Dopo l’ennesimo cambiamento di rotta da parte del legislatore, torniamo ad occuparci della possibilità per gli stranieri di convertire, al compimento dei diciotto anni, il proprio permesso di soggiorno per minore eta’ in un permesso per motivi di studio, di lavoro o di accesso al lavoro.

Abbiamo visto come il legislatore nel 2009 abbia apportato una prima sostanziale modifica al testo dell’art. 32 del Testo Unico in materia di Immigrazione, invertendo l’impostazione ormai consolidata anche nella giurisprudenza di merito e di legittimita’, secondo cui i requisiti della partecipazione ad un progetto di integrazione per almeno due anni e della presenza in Italia da almeno tre anni venivano richiesti, ai fini della conversione, soltanto ai minori non accompagnati. Il pacchetto sicurezza, infatti, muovendosi in senso contrario rispetto alla pronuncia della Corte Costituzionale del 2003, ha esteso l’applicazione di tali requisiti anche ai minori affidati in base alla legge 184/1983 o sottoposti a tutela.

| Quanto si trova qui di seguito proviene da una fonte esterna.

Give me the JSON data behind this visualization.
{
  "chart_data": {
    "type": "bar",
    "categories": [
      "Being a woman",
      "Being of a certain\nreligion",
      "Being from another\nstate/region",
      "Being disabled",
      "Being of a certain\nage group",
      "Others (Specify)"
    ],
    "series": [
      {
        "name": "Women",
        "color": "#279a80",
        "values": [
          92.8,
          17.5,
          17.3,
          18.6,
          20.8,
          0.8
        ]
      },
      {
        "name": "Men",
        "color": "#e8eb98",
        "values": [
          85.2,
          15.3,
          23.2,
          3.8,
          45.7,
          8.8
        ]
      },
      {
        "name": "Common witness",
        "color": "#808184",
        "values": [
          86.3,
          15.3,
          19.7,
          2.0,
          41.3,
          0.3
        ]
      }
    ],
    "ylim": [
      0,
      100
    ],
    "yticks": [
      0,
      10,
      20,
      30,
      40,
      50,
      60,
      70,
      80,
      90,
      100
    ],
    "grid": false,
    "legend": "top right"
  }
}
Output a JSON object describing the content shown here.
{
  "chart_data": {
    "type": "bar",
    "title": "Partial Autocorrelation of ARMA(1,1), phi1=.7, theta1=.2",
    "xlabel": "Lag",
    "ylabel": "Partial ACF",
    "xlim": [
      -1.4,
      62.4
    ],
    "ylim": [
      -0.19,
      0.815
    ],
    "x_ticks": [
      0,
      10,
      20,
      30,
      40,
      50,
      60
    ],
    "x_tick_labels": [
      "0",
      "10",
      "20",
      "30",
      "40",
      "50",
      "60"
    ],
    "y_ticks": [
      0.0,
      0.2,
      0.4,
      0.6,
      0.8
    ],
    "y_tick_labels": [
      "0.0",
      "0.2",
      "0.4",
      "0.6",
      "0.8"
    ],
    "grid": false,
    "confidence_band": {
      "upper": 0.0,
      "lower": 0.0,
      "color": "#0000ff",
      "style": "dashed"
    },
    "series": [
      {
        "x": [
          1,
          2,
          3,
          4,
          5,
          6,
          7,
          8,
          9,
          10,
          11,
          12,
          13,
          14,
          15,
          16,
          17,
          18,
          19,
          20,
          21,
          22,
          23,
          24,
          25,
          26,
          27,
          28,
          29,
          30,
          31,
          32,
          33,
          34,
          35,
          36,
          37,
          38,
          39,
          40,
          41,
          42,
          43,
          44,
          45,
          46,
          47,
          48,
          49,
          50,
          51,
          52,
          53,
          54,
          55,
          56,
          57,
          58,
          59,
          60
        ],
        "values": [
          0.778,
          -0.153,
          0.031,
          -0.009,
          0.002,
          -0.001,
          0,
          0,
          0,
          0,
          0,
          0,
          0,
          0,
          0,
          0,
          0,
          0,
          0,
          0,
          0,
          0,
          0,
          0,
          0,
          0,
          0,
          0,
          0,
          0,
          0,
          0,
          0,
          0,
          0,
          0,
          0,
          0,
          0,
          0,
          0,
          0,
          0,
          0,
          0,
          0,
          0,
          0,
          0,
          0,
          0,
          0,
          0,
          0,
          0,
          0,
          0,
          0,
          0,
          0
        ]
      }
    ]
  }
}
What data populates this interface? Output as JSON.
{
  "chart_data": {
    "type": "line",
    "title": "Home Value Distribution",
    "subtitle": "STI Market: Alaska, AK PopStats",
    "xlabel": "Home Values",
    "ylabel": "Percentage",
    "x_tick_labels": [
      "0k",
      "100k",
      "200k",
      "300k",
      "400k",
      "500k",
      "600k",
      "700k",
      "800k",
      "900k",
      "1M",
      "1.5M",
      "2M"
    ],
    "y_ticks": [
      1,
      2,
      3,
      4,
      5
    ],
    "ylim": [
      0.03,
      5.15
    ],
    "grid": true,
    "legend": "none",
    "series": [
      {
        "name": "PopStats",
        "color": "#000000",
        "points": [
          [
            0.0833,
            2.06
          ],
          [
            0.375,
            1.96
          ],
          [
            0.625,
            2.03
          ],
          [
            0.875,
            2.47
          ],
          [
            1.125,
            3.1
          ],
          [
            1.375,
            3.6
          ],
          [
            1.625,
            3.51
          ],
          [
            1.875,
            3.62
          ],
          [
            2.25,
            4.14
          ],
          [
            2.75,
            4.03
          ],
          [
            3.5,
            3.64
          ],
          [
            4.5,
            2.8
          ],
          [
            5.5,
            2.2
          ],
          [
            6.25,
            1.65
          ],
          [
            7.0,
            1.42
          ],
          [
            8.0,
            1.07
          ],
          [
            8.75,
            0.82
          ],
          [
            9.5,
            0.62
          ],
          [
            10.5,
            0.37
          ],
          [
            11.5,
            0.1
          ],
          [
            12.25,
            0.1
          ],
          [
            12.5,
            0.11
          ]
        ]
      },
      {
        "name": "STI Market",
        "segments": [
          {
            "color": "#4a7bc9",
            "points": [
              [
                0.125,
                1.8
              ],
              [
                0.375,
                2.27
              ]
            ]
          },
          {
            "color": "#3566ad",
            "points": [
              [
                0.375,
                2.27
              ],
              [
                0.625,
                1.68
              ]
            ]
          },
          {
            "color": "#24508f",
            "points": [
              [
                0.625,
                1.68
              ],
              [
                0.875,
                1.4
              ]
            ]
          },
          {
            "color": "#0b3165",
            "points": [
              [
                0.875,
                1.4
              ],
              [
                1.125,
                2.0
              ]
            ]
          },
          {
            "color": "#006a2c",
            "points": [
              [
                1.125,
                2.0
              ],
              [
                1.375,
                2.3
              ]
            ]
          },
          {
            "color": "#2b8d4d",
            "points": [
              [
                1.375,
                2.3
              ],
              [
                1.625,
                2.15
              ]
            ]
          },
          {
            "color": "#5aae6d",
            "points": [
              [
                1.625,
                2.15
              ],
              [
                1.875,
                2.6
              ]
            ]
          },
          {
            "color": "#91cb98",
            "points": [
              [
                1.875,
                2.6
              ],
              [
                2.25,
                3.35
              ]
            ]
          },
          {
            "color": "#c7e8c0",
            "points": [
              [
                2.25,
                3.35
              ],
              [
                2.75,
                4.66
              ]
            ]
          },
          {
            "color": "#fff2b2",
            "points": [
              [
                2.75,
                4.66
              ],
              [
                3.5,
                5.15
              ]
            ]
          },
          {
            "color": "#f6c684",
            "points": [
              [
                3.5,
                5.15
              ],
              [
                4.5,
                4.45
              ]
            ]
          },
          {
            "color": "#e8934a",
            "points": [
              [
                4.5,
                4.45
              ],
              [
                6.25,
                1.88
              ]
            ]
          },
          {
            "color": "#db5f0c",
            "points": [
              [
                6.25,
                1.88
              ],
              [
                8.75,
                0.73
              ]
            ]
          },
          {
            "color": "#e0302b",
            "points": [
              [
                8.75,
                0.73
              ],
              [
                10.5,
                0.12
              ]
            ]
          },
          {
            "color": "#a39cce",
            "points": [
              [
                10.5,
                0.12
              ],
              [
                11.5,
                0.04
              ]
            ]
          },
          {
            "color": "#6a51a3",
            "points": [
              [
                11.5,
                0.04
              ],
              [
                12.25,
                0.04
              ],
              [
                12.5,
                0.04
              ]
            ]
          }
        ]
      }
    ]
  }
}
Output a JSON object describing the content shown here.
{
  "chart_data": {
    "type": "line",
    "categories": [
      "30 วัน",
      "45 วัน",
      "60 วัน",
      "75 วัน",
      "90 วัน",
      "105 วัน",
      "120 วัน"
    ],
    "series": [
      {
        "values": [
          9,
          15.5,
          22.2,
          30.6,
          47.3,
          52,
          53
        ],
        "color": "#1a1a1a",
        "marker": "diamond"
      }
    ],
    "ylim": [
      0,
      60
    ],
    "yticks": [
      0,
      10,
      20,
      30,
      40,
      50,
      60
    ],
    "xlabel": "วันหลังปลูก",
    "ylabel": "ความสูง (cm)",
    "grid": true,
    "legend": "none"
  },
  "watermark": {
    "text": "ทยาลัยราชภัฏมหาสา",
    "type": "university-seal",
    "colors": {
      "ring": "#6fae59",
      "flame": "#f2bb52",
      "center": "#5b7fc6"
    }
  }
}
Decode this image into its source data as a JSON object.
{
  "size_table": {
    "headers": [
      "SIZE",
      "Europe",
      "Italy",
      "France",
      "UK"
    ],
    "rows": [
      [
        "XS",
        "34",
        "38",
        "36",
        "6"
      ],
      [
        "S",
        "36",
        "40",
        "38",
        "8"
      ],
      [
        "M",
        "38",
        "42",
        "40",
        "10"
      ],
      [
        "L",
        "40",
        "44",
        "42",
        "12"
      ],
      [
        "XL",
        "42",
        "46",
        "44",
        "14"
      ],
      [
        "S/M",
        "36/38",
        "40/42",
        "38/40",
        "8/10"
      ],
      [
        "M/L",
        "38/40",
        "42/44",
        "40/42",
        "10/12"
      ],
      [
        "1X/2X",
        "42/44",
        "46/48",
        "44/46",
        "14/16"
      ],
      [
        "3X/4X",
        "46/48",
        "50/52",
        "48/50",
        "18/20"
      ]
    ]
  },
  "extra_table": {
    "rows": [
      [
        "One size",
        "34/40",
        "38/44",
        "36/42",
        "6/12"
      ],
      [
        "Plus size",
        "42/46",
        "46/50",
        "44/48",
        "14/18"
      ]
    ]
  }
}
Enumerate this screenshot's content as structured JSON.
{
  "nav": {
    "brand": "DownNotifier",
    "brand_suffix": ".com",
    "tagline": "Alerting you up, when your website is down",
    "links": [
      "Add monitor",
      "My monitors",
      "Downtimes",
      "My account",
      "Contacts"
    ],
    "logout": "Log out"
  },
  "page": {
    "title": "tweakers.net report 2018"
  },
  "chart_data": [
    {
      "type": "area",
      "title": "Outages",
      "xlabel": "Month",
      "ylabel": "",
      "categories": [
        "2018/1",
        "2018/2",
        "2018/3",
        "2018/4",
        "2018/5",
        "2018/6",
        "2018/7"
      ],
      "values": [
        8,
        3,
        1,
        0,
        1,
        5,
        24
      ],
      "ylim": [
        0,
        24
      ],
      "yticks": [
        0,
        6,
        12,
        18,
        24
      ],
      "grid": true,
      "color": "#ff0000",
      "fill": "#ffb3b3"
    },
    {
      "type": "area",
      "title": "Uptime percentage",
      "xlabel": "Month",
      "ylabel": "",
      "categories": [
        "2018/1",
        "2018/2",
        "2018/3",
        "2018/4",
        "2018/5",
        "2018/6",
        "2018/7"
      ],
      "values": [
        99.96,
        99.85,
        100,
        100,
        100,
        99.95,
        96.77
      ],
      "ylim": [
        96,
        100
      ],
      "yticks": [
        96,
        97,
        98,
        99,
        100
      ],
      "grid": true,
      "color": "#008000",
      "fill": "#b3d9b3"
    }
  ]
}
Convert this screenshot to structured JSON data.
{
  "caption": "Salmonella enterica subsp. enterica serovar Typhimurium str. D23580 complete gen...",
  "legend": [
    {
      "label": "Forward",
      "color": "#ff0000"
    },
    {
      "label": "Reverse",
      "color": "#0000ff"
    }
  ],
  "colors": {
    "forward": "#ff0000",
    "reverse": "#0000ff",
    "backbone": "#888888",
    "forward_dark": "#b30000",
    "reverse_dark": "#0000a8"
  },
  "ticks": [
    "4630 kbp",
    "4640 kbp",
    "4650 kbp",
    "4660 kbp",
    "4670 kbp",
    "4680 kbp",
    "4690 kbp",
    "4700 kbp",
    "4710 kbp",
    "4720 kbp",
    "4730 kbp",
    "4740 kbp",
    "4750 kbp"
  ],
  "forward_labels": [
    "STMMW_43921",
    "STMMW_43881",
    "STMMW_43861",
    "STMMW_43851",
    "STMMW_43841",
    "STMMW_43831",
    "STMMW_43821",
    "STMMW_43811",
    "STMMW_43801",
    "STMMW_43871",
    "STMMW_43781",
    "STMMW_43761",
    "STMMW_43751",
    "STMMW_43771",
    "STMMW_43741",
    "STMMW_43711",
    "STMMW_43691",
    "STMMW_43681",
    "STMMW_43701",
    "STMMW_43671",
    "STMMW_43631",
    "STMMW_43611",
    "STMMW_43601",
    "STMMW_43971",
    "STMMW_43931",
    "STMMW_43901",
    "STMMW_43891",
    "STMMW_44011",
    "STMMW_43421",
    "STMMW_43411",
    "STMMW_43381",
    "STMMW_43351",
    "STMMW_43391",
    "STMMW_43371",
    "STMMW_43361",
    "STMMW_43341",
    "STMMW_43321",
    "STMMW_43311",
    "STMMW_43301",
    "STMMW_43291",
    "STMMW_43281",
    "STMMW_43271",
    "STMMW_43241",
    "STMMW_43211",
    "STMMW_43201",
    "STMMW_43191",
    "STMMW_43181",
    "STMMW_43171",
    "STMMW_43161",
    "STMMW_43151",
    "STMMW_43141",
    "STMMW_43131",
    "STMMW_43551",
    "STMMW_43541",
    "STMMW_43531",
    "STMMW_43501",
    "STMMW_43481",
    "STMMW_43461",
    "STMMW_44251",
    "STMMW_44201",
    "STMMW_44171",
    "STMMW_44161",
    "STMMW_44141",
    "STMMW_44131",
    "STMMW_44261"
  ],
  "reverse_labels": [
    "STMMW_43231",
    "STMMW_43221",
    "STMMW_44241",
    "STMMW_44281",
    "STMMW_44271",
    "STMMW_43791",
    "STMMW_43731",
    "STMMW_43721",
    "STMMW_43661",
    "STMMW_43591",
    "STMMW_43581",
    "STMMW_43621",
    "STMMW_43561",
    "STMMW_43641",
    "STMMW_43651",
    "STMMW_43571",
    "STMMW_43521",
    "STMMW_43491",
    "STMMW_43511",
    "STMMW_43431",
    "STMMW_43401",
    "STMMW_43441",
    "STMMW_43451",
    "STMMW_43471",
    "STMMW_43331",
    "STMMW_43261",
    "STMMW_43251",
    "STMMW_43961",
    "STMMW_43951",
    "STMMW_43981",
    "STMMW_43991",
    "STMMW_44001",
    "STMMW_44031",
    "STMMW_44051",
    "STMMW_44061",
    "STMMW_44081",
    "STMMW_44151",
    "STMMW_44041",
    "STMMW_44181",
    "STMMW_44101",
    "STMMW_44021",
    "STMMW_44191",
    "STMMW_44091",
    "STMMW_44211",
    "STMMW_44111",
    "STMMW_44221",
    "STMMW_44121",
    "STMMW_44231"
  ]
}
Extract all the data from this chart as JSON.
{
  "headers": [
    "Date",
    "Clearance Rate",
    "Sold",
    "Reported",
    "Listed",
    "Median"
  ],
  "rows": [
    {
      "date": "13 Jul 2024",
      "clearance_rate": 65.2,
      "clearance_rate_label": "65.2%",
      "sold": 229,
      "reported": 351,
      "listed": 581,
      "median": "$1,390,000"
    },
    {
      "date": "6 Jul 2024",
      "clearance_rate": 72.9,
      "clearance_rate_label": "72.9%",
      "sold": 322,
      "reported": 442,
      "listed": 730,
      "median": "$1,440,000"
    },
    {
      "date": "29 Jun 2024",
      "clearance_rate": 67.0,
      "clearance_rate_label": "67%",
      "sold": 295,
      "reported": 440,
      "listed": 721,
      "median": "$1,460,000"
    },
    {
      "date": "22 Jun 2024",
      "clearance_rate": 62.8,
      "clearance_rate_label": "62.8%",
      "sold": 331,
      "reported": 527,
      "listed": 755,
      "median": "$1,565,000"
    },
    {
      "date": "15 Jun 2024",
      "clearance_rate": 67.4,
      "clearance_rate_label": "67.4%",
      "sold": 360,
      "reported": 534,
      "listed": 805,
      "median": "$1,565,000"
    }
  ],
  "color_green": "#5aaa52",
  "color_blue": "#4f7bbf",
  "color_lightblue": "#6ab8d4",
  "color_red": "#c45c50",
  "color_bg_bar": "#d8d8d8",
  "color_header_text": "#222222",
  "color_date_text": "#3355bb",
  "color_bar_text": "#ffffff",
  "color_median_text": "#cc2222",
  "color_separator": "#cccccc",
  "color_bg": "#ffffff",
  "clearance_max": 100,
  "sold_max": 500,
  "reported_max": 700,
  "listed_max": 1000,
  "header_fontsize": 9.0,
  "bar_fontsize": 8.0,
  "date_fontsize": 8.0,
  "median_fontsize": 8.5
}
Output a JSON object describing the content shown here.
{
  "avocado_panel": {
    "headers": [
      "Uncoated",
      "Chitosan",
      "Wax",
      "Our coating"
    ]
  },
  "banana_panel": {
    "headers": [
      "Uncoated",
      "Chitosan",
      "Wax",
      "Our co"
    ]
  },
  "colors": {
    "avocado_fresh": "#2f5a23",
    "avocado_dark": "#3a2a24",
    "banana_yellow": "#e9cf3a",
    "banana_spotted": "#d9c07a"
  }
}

Ben presto si sono presentati i primi problemi, legati alla possibilita’ o meno di convertire il permesso di soggiorno di quei minori affidati, gia’ presenti in Italia e con sedici anni gia’ compiuti alla data dell'entrata in vigore del pacchetto sicurezza, i quali si trovavano quindi nell’impossibilita’ temporale di adempiere alle richieste della nuova normativa prima di raggiungere la maggiore eta’. L’oscura formulazione della norma ha portato i vari tribunali amministrativi a pronunciarsi in modo contrastante fra loro, talvolta dando ragione al ricorrente che si era visto negare la conversione, talaltra dandogli torto in base al principio del tempus regit actum.

La questione ha trovato finalmente pacificazione in seguito alla sentenza della Corte Costituzionale del 21 luglio 2011, chiamata a pronunciarsi sulla legittimita’ costituzionale dell’art. 32 del Testo Unico, cosi’ come riformulato nel 2009. La Corte ha tuttavia fornito, in tale occasione, un’interpretazione molto restrittiva della norma in questione, chiarendo che:
- i requisiti della partecipazione al progetto di integrazione e della presenza in Italia da tre anni sono da intendersi estesi non soltanto agli affidati di fatto ai parenti entro il quarto grado e ai sottoposti a tutela (come poteva sembrare dalla formulazione della norma), bensi’ a tutti gli stranieri comunque affidati in base alla legge n. 184/1983, che vengono quindi equiparati senza possibilita’ di distinzione;
- tale estensione operata dal legislatore deve ritenersi ragionevole, visto che si tratta in ogni caso di minori che non convivono con i propri genitori;
- i nuovi requisiti non possono tuttavia applicarsi legittimamente agli stranieri che in questa fase di “transizione” fra due discipline si sono trovati, senza loro colpa, nell’impossibilita’ materiale di soddisfare tali requisiti prima di compiere diciotto anni.
I tribunali amministrativi stanno pertanto accogliendo le richieste di chi, trovatosi a cavallo fra le due discipline, ha ricevuto un rigetto ed ha deciso di impugnarlo.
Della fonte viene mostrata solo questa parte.